本が出るほど有名になった芸能人なら、その内容を一文逃さず暗記できる自信はあるんだけども。
「今、めちゃくちゃ人気のあるモデルさんだよ!それなら私、わかるよ!奇麗な黒髪で、スタイルもよくって、とにかくすっごく可愛いの!!」
「へ、へぇ……」
う、うう、この温度差。なぜか私が流行遅れのおばあちゃんになったような感覚がある……。

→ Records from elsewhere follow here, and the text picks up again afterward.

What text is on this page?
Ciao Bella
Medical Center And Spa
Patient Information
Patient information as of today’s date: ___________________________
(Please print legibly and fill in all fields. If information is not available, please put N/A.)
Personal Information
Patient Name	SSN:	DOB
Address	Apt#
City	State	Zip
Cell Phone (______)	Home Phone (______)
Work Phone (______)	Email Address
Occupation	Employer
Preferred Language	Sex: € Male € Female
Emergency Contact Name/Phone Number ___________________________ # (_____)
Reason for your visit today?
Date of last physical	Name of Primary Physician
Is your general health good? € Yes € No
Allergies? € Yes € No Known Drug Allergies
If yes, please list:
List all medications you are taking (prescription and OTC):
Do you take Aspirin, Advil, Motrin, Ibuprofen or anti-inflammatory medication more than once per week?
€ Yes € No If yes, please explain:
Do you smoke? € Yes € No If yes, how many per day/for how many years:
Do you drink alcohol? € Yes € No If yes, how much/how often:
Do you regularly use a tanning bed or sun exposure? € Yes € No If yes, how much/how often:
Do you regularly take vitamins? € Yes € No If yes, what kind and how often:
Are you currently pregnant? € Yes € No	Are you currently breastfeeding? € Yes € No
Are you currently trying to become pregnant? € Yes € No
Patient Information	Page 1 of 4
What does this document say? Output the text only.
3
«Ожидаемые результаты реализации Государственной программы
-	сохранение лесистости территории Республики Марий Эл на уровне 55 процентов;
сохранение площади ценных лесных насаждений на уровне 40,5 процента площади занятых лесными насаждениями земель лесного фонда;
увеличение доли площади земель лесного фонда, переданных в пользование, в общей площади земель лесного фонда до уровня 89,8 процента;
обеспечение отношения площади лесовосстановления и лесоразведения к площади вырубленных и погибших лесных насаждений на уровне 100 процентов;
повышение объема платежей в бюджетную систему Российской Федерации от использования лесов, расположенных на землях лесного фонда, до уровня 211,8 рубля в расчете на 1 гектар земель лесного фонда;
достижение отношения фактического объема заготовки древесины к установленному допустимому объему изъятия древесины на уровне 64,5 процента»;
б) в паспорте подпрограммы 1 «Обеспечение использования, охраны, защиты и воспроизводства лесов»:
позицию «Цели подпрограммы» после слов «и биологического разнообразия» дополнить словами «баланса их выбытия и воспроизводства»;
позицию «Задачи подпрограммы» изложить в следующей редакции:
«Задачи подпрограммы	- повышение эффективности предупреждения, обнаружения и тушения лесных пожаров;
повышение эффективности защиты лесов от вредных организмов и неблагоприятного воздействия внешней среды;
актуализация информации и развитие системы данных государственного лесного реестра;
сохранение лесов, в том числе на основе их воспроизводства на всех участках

「まあ、彼女は見ればわかるし、話題になってるんじゃないかな。ファンも多いからね。ただ、そんな目立つ子のはずなのに、見つからない……この島に来ているはずなんだけどなぁ」
「……あの、芸能などはよくわからない素人の考えなんですが、そんな有名人なら、変装をしているんじゃないですか?カバリア島の決まりは動物の仮装をすることですが、そこから更に手を加えて、モデルだとは気づかれないようにしている……ですとか」
「なるほど!そうか、その可能性は考えてなかったよ。ううん、そうなるといよいよ大変だな……髪や目の色を変えられていたら、さすがに簡単には見抜けないかもしれない。教師として教え子に気づかないなんて、失格だけどね……」
「相手は大きな映画にも出演されるような方なんでしょう?そんな演技派なら、仕方ありませんよ。それに、芸能人というものは、内からにじみ出るオーラ……のようなものは隠せないと思います。私も、そんな特別な風格のある人には注意してみますから」
「……ありがとう。そう言ってくれると少し気も楽になるよ」
生意気なことを言ってしまったかもしれない、とはっとしたけど、ラクーンさんは爽やかな笑顔を見せてくれた。……この人も大概、俳優みたいだな、と思ってしまった。甘いマスクはむしろ、男性アイドルなのか。……あんまりわからないけど。
「さ、君たちはもう行くといい。どうか気を付けて」
「はい。ラクーンさんも。……また会いましょう」
「じゃあねー!先生!!」
「……ははっ、じゃあね」
バニーちゃんが笑うと、ラクーンさんも満面の笑顔を見せてくれた。……彼女には人の笑顔を引き出す才能があるんだな、と。そう思った。